I just thought about some special cases for DBSCAN. The case is illustrated here. Assume eps equals to the radius of the circles. For MinPts=3 p and r are corepoints. It is unclear wether q belongs to the cluster of p or of r. If a recursive implementation is used and the algorithm checks r first, q would be part of the cluster of r. Hence p would define a cluster with just two elements. The original paper states: "Note that a cluster wrt. Eps and MinPts contains at least MinPts points [...]" Am I missing something here or was this special case just not considered?
1 Answers
In example, q is also a core point: there are three points in the circle: p, q, r. You need minPts=4 in this example.
You need to distinguish the theoretical definition of a density cluster from the efficient algorithm output, which only "almost" gives the theoretical result for a good reason: In the theoretical model, q would be part of both clusters. But that is inconvenient and surprising to users.
You are not the first to notice. Even Wikipedia knows this:
While minPts intuitively is the minimum cluster size, in some cases DBSCAN can produce smaller clusters.[5] A DBSCAN cluster consists of at least one core point.[5] As other points may be border points to more than one cluster, there is no guarantee that at least minPts points are included in every cluster.
Reference [5] is the article
Schubert, Erich; Sander, Jörg; Ester, Martin; Kriegel, Hans Peter; Xu, Xiaowei (July 2017). "DBSCAN Revisited, Revisited: Why and How You Should (Still) Use DBSCAN". ACM Trans. Database Syst. 42 (3): 19:1–19:21. doi:10.1145/3068335. ISSN 0362-5915.

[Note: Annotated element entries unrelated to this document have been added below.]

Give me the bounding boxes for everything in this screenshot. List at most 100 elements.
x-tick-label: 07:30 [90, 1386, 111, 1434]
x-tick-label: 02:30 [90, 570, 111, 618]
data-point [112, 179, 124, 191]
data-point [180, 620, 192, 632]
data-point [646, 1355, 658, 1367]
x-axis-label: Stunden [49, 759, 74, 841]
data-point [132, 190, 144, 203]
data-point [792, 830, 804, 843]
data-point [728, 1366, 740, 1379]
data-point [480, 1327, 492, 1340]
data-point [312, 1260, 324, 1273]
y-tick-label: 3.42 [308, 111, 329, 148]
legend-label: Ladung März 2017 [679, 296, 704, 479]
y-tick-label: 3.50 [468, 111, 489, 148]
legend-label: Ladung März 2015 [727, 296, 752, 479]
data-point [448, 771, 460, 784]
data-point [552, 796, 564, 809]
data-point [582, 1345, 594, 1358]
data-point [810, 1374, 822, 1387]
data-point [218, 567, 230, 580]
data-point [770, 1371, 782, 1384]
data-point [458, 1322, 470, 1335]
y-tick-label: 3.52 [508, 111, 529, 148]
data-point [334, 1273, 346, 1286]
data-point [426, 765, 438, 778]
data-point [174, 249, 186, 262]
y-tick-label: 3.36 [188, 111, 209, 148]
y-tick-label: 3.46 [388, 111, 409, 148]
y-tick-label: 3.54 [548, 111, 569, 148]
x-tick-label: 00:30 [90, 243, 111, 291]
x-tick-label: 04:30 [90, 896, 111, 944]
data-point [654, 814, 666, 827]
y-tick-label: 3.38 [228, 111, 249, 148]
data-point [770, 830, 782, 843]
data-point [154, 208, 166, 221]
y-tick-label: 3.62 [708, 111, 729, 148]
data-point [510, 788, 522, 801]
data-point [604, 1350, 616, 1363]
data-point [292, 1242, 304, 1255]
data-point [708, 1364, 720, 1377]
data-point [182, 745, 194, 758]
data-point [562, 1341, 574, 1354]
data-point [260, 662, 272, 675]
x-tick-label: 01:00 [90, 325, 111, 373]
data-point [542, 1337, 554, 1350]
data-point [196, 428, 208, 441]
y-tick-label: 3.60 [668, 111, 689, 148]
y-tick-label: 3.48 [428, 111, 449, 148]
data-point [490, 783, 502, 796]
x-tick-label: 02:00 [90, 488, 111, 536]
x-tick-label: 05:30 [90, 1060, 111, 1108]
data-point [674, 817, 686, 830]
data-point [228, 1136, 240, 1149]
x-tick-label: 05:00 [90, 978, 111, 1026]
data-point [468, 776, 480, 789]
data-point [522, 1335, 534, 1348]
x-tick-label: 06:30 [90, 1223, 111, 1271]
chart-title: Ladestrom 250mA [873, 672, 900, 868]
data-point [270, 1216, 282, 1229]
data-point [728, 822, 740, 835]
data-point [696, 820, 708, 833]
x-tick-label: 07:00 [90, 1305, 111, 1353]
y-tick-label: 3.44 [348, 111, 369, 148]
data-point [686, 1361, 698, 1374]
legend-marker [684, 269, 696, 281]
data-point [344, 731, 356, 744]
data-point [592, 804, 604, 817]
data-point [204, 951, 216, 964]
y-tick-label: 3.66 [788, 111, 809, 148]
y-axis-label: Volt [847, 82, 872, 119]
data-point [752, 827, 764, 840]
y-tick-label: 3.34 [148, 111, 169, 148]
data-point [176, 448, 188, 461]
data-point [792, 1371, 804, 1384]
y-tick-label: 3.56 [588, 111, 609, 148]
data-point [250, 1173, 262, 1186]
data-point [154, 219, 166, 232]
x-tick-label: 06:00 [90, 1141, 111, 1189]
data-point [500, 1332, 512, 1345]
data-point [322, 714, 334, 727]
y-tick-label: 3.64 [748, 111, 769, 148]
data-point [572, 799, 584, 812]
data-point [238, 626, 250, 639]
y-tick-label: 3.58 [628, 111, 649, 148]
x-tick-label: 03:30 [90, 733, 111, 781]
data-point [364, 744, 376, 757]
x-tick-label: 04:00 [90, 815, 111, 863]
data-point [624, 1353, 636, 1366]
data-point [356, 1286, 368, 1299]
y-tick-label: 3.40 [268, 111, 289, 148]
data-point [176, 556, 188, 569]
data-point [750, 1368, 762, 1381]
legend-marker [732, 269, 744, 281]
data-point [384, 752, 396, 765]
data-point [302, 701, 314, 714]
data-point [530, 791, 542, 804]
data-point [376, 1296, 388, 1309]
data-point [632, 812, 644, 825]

Which contains the footnote:
Note that this can, in rare cases, lead to a cluster with fewer than minPts points, if too many border points are reachable by different clusters, and have previously been assigned to other clusters. Every cluster will at least have one core point. Multi-assignment to exactly represent the theoretical model—or an assignment by shortest distance—can be implemented easily.